Semipalatinsk in Russian means ‘city of seven chambers’. It was named for the ruined pre-existing Buddhist Monastery that formed the basis of the original Russian fort.
Settled by Russians expanding into Central Asia in the early 18th Century, Semipalatinsk is a Siberian city in Kazakhstan and one of the more cosmopolitan and fascinating cities in the country.
The official name of Semipalatinsk, Kazakhstan, is now Semey.
Semipalatinsk is rarely visited by foreign tourists as it lies of the Almaty/Astana axis. Nevertheless, this place is well worth the time to stop by and sample its delights.
To anyone from the former USSR or with a nuclear historical bent: the name Semipalatinsk is inseparable from the Soviet Union nuclear weapons program. Testing took place around 150km from here, in the ‘Semipalatinsk Polygon’. It was because of the association with this dark period of history and the negative effects on the health of the people and the region that the decision was taken to rename the city simply ‘Semey’ in 2007. Locals will use either name interchangeably, though.

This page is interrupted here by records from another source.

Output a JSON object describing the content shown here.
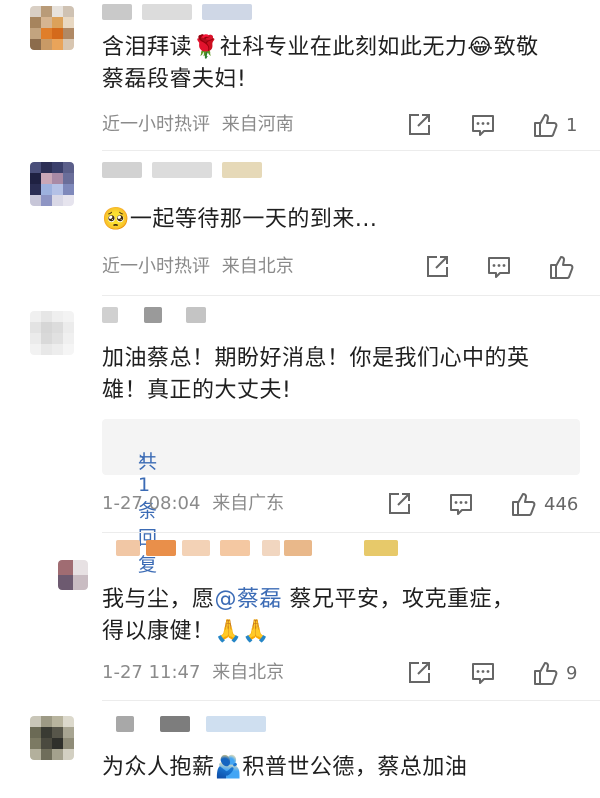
{
  "comments": [
    {
      "text_a": "含泪拜读🌹社科专业在此刻如此无力😂致敬",
      "text_b": "蔡磊段睿夫妇!",
      "time": "近一小时热评",
      "location": "来自河南",
      "likes": "1"
    },
    {
      "text": "🥺一起等待那一天的到来...",
      "time": "近一小时热评",
      "location": "来自北京",
      "likes": ""
    },
    {
      "text_a": "加油蔡总！期盼好消息！你是我们心中的英",
      "text_b": "雄！真正的大丈夫!",
      "reply_label": "共1条回复",
      "time": "1-27 08:04",
      "location": "来自广东",
      "likes": "446"
    },
    {
      "text_a_prefix": "我与尘，愿",
      "mention": "@蔡磊",
      "text_a_suffix": " 蔡兄平安，攻克重症，",
      "text_b": "得以康健！🙏🙏",
      "time": "1-27 11:47",
      "location": "来自北京",
      "likes": "9"
    },
    {
      "text": "为众人抱薪🫂积普世公德，蔡总加油"
    }
  ],
  "colors": {
    "link": "#3b6bb5",
    "meta": "#8a8a8a"
  }
}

For the purpose of conformity, we will be referring to Semipalatinsk as Semipalatinsk in this blog.
Today’s Semipalatinsk is a small city. It is easily navigable on foot, blessed with plenty to see and do for a visitor staying for a short visit, as well as a friendly and welcoming population.
Read on for some local facts and points of interest!
Semipalatinsk is located in the East of Kazakhstan near the border to Russia.
Deep in the steppe and sitting on the strategic Irtysh River, this spot was an inevitable site for a fortified town as the Russian Empire expanded into Central Asia.
The present site of the city can be dated as far back as 1778.
Trade between the local nomads and the settled Russians took place here, and the Turkestan-Siberia Railway also made this an increasingly important trade and transportation hub.
A brief period of regional independence followed the October Revolution, but in 1920 the area was in the hands of the Soviet Union, where it was to remain until independence for Kazakhstan in 1991.
Semipalatinsk still has a sizeable population of Russians as well as folks from various other nations of the former USSR.
Semipalatinsk has a handful of notable figures who have local associations. Such as, titan of Russian literature Fyodor Dostoyevsky, who was part of the Russian Garrison here for some time (find out more about his museum of the city), Abay, the father of Kazakh poetry and a major national hero for independent Kazakhstan (also has a museum in the city).
Semipalatinsk is also the birthplace of Ukrainian Heavyweight Boxing legend Wladimir Klitschko (whose father was a military officer in the area).
What is the weather like in Semipalatinsk?
Typically for the Kazakh steppe, they get some extremes in this part of the country; very cold and dry winters, and some scorching days in summer.
Rain isn’t common and in spring and autumn it is very pleasant.
July is the rainiest month and snow in winter is common in Semipalatinsk.
How to get to and travel around Semipalatinsk?
There is no airport in Semipalatinsk, the nearest one is Ust-Kamenogorsk/Oskemen (another of those cities with two names). Semipalatinks is around 4 hours by road from here. The road between these cities is fairly decent so it is not a grueling. Flights from Ust-K go to the major cities of Kazakhstan as well as Moscow and Novosibirsk in Russia.
Semipalatinsk is well situated for a visit on the train. The Turkestan-Siberia Railway is a sprawling regional system and can get you from here to Astana, Tashkent, Pavlodar, Novosibirsk, and elsewhere.
Semipalatinsk station is centrally located and it takes only a few minutes by road to get from here to the proper centre of Semipalatinsk city.
Semipalatinsk is quite a drive from the major cities of Astana and Almaty. The roads inside and proximate to the city are in decent condition but there are areas of the Kazakh highway system where the road degrades substantially.
Still, a steppe road trip is a good fun thing to do as long as you don’t mind some repetition in the view over many hours on the road!
In the city centre, almost everything is walkable in just a few minutes.
To get to some of the slightly outlying spots there are buses and taxis, all are cheap and easy to navigate.
Download and use Yandex Taxi (a Russia app, universally used in Semipalatinsk and available in English) for rides, or just have the name of where you are going and hail a cab on the street.
Public buses are simple enough too. Although don’t expect any English to be spoken by the drivers.